All patients had fever and cough, with durations lasting from 5 to 10 days, with that in our case being the longest. By contrast, only one and three patients presented with a skin rash and an eschar, respectively. Fever, skin rash, and an eschar are the three main signs of scrub typhus. The blood test results revealed liver dysfunction in all patients. Furthermore, except for Case 4, all patients had Sequential Organ Failure Assessment (SOFA) scores of 2 or higher and sepsis, and three patients had respiratory failure, one of whom required invasive positive-pressure ventilation. Bilateral infiltrating shadows in the lung fields were observed on chest radiography in all three patients with respiratory failure. The main cause of respiratory failure in our patient was believed to be an exacerbation of chronic heart failure or rapid atrial fibrillation triggered by the infection; she was not diagnosed with ARDS. Regarding the timing of co-infection diagnosis, two of the five patients were diagnosed with scrub typhus at the same time as influenza, whereas three—including our patient—were diagnosed with influenza first and scrub typhus subsequently. In our patient, her prolonged fever and skin rash were initially suspected to be caused by influenza or an allergy to drugs, such as oseltamivir and antipyretics. However, we repeated the patient’s physical examination because her residence was in a forested area, where scrub typhus had occurred previously, and she worked on a farm. We found the eschar on day 10, which led to the scrub typhus diagnosis, introduction of appropriate treatment, and her subsequent recovery. Unlike this case and another case in which an eschar was recognized by repeating the physical examination, the diagnosis in another case was made by measuring serum antibody titers. All five patients, including the three who were diagnosed late, recovered after treatment with tetracycline antibiotics and azithromycin.

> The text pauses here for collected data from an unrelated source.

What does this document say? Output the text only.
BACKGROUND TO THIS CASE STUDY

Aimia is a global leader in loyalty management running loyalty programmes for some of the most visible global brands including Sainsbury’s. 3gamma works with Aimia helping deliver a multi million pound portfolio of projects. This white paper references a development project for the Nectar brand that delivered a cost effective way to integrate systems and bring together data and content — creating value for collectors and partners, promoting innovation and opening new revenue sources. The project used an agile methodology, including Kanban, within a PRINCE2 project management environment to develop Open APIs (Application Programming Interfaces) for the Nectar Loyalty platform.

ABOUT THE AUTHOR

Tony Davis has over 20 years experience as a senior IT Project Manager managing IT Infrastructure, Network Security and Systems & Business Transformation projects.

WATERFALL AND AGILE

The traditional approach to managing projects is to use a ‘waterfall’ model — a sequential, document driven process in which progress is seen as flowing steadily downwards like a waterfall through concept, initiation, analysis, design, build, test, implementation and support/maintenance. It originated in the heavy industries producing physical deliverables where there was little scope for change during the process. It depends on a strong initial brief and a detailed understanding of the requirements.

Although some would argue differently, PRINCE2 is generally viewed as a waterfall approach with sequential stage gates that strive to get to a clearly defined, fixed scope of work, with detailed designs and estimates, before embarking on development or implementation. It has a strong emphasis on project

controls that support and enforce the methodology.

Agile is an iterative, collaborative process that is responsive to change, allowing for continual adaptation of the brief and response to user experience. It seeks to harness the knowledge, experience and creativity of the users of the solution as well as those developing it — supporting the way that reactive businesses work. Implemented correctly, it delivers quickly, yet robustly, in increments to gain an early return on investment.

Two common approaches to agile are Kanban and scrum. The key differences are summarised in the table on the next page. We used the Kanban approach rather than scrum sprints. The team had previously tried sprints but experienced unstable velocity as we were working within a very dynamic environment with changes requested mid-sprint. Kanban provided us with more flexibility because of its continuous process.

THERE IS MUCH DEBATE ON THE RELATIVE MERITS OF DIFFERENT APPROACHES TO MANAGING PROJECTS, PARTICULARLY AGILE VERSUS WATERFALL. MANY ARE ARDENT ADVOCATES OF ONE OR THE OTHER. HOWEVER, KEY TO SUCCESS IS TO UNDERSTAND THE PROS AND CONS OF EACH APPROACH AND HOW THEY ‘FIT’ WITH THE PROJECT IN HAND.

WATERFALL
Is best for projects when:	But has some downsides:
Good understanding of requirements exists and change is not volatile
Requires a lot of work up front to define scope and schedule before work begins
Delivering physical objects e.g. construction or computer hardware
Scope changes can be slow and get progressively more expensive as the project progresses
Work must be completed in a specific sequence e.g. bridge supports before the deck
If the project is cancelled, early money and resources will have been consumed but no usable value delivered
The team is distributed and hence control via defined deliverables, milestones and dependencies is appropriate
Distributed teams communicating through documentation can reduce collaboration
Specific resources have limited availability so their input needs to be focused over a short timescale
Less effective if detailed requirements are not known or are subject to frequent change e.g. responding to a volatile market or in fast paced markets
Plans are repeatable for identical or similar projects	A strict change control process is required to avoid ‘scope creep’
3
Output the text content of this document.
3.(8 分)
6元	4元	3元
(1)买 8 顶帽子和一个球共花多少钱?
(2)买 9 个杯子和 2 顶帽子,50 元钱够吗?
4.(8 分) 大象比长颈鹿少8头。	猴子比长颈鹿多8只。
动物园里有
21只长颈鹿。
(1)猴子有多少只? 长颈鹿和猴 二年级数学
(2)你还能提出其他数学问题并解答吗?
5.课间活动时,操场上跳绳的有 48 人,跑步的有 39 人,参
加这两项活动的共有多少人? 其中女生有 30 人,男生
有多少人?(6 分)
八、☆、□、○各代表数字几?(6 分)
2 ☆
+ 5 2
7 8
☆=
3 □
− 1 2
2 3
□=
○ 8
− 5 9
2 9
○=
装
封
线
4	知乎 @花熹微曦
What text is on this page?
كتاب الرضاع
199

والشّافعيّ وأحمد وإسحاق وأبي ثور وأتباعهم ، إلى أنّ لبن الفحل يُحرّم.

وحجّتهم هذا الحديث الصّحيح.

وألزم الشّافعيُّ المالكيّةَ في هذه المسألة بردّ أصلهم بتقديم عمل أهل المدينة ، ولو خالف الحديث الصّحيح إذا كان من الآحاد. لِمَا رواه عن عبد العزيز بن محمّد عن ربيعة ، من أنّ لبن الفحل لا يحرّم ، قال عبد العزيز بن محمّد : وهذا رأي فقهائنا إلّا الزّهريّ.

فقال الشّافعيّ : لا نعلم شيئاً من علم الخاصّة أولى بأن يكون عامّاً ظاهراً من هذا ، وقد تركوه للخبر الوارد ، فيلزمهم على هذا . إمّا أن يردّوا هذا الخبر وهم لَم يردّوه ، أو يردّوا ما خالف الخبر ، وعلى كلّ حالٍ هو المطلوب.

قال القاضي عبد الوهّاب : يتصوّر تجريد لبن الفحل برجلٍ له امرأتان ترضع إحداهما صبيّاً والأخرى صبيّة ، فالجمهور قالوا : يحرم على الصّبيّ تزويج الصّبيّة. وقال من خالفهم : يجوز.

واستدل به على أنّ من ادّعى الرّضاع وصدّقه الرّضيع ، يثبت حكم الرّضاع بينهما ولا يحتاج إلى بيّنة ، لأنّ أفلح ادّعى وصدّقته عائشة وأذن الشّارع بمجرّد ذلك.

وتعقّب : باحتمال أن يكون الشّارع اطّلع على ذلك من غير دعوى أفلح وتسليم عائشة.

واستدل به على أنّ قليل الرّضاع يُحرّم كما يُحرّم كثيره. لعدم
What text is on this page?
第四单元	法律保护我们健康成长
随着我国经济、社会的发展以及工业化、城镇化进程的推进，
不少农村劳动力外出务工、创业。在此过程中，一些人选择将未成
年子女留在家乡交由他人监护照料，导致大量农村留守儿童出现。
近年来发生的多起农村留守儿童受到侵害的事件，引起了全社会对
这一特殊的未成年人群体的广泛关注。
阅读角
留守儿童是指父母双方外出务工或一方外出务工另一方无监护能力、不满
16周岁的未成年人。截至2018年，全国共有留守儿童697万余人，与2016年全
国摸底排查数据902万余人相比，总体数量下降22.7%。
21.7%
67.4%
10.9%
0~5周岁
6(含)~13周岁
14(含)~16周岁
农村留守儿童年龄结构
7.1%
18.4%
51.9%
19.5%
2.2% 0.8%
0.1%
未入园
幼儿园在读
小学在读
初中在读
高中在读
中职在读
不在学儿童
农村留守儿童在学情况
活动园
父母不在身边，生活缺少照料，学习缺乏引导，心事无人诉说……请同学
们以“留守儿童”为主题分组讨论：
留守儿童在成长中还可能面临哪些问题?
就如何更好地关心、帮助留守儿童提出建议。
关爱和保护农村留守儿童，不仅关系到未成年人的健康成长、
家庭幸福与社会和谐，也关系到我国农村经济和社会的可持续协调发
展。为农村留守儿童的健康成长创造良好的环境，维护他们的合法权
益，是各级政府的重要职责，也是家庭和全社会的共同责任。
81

This is the first reported case of scrub typhus and influenza A co-infection in Japan. This case demonstrates that patients with fever may have more than one type of infection concurrently and that, in an endemic area, scrub typhus can be present with other infectious diseases, including influenza. Scrub typhus diagnosis tends to be delayed because, other than the eschar, the symptoms are nonspecific. Delays in diagnosis lead to delays in commencing the appropriate antibiotic treatment, which may in turn increase the disease severity. Understanding the prevalence of infectious diseases in the patient’s community and re-confirming the patient’s history and performing a detailed physical examination are important when clinical manifestations such as fever do not improve.